Sunday, December 11, 2011

THE PRODUCERS Friday 16th December 8 pm

127 Campbell Street Collingwood
Friday December 16 8.30pm
Come one. Come all

Yup. The time has once more come for us to hang up our projectors and wander the world of the turn of the year with thoughts of presence and centre claws. It's xmas, folks, and what better carol than a rousing chorus of Springtime for Hitler. Be of best cheer and join us one last time.

Max is a fallen man. Once king of Broadway, he's reduced to romancing little old ladies to raise funds for plays that flop.When nebbish accountant Leo interrupts to inspect the books Max comes at him like a typhoon. Then Leo speaks a passing thought that more money could be made from a flop than a hit. Before he knows it he's an accomplice in one of the funniest cases of fraud to hit the big screen.

Max leads Leo through the Broadway machine, finding the worst director and cast to realise the worst play: (guaranteed to close on page four). But the best laid plans of mice and dethroned kings....

Mel Brooks assembled all his pro joke writing skills, experience as an assistant to a Broadway king, timing perfected in his already big hit Get Smart, and a cast made for their roles and delivered one of the most durable comedies in cinema history.

Zero Mostel thunders as Max Bialystock, a kind of Orson Welles on speed. Gene Wilder stepped into the role of Leo from a modest start as a serious stage actor to formulate the hysteria shtick that would serve him the rest of his career.

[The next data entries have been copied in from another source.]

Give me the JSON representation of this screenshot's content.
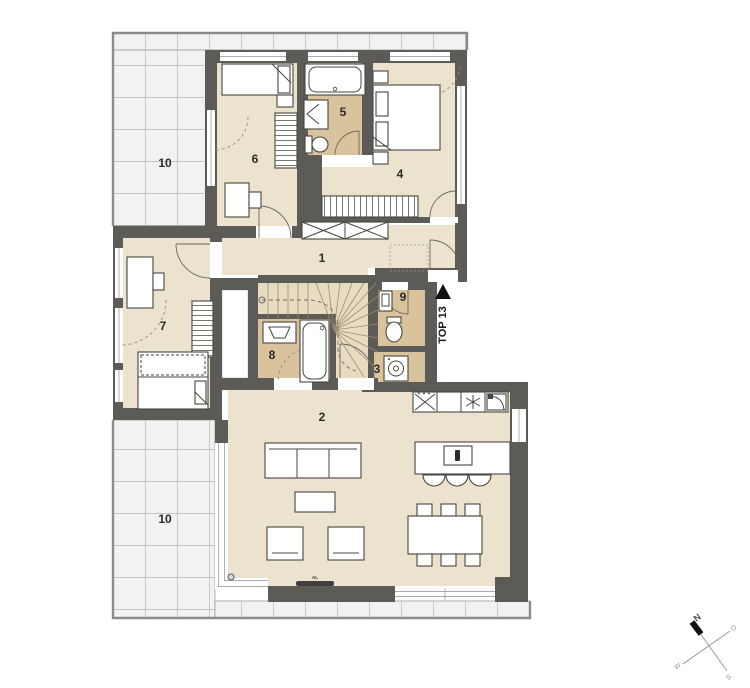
{
  "plan": {
    "unit": {
      "label": "TOP 13"
    },
    "rooms": [
      {
        "num": "1"
      },
      {
        "num": "2"
      },
      {
        "num": "3"
      },
      {
        "num": "4"
      },
      {
        "num": "5"
      },
      {
        "num": "6"
      },
      {
        "num": "7"
      },
      {
        "num": "8"
      },
      {
        "num": "9"
      }
    ],
    "terraces": [
      {
        "num": "10"
      },
      {
        "num": "10"
      }
    ],
    "annotations": {
      "al": "AL"
    },
    "compass": {
      "north": "N",
      "east": "O",
      "south": "S",
      "west": "W"
    },
    "colors": {
      "wall": "#5d5b57",
      "floor": "#ece3cf",
      "wet": "#d9c39c",
      "stair": "#e7dcc1",
      "tile": "#f3f2f0",
      "line": "#474540"
    }
  }
}
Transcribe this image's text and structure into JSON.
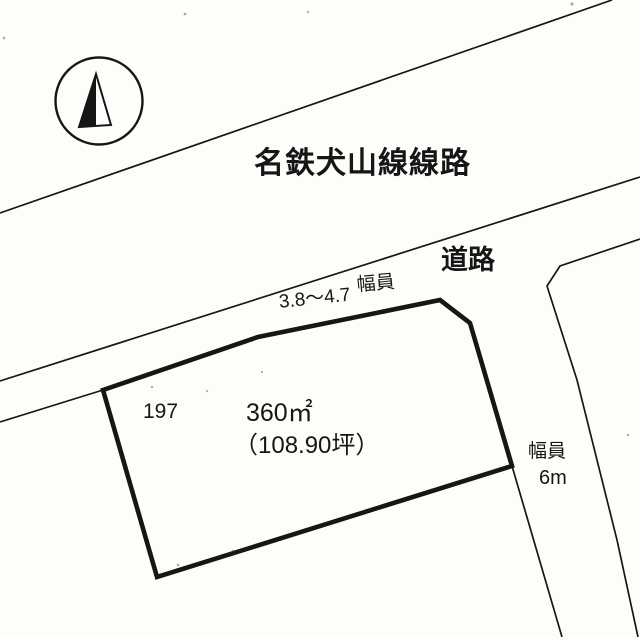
{
  "colors": {
    "background": "#fdfdfa",
    "ink": "#161616"
  },
  "compass": {
    "icon": "north-arrow"
  },
  "railway": {
    "label": "名鉄犬山線線路"
  },
  "road": {
    "label": "道路",
    "frontage_label": "幅員",
    "frontage_value": "3.8～4.7"
  },
  "side_road": {
    "width_label": "幅員",
    "width_value": "6m"
  },
  "parcel": {
    "number": "197",
    "area_sqm": "360㎡",
    "area_tsubo": "（108.90坪）"
  }
}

The opening scene of this film is a sustained personality clash that works almost like an explosive lab experiment and yet also manages to be witty in a literary sense. One notch below its tightness and you'd have an ok stage play. One notch too high on the frenetic nervous energy and it would be alienating. It is acted with precision and shot for the same precision in editing. It is perfectly judged.

Brooks had nursed both the idea of a memoir about his time as a Broadway producer's assistant and the notion of the worst play in the world for some time before it came together as Springtime for Hitler. By the time it went  into production and the depiction of the stage show was getting pushed far beyond cuteness the sole compromise Brooks had to make was that title. The plainer one chosen became the perfect finishing touch.